Heterotopic ossification (HO) is a frequent complication after damage to the central nervous system (CNS), with an estimated prevalence of up to 76%. The primary site of HO is the hip joint (60,9%). The only effective treatment of troublesome HO is surgery. The main purpose of this study was to identify the relationship between the location of troublesome hip HO treated by surgery and the etiology of the cerebral damage. The secondary aim was to identify risk factor of sepsis and recurrences after the surgery. We retrospectively analyzed data from an anonymous prospective survey of patients undergoing surgery for troublesome HO from 1993 to 2016 (417 patients, 609 surgeries). The sites of HO on the hip joint were associated with its etiology ( P < 0.01): for brain damaged patients, the hip HO was most frequently anterior and internal with a rate of 40.0% whereas it was anterior for patients with spinal cord injury (SCI), with a rate of 54.4%. The main side effect after surgery of troublesome HO was sepsis, with a rate of revision surgery of 8.2%. SCI patients were more affected (18.3%) than traumatically brain injured patients (TBI) (4.4%) or stroke patients (8.7%).

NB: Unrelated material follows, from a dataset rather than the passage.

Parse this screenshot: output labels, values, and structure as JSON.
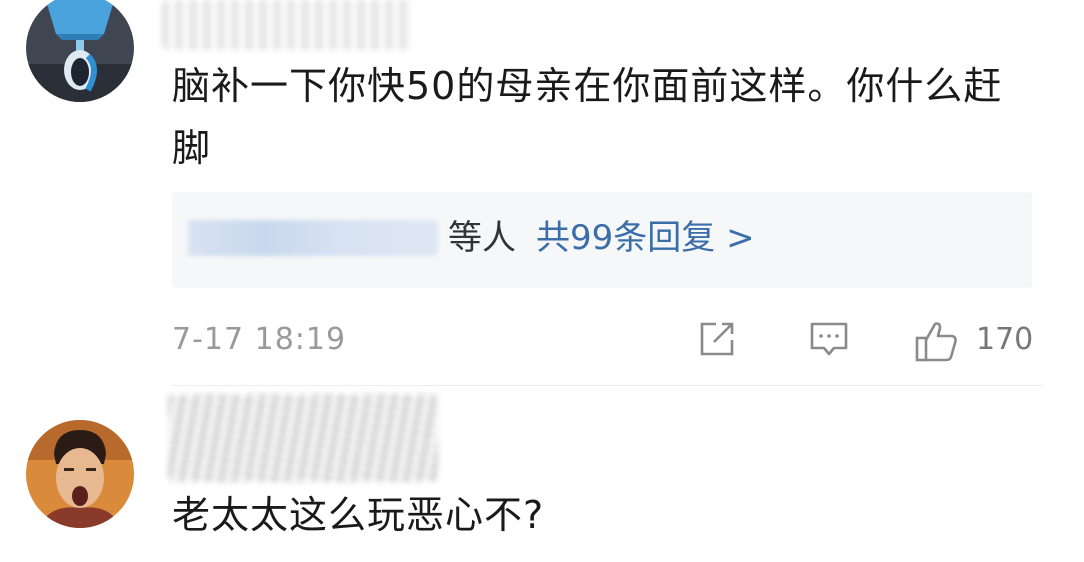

Sepsis seemed to occur most frequently on hip surgeries, but no statistically significant relationship was found. The rate of recurrence was 2.8% for the whole population. It occurred most frequently after TBI (3.6%) rather than after stroke (1.9%) or SCI (1.5%). The sites of hip HO, their recurrences and sepsis were associated with its etiology. The patients with SCI will develop most frequently anterior hip HO, with a risk of sepsis that is more frequent than in the other etiologies.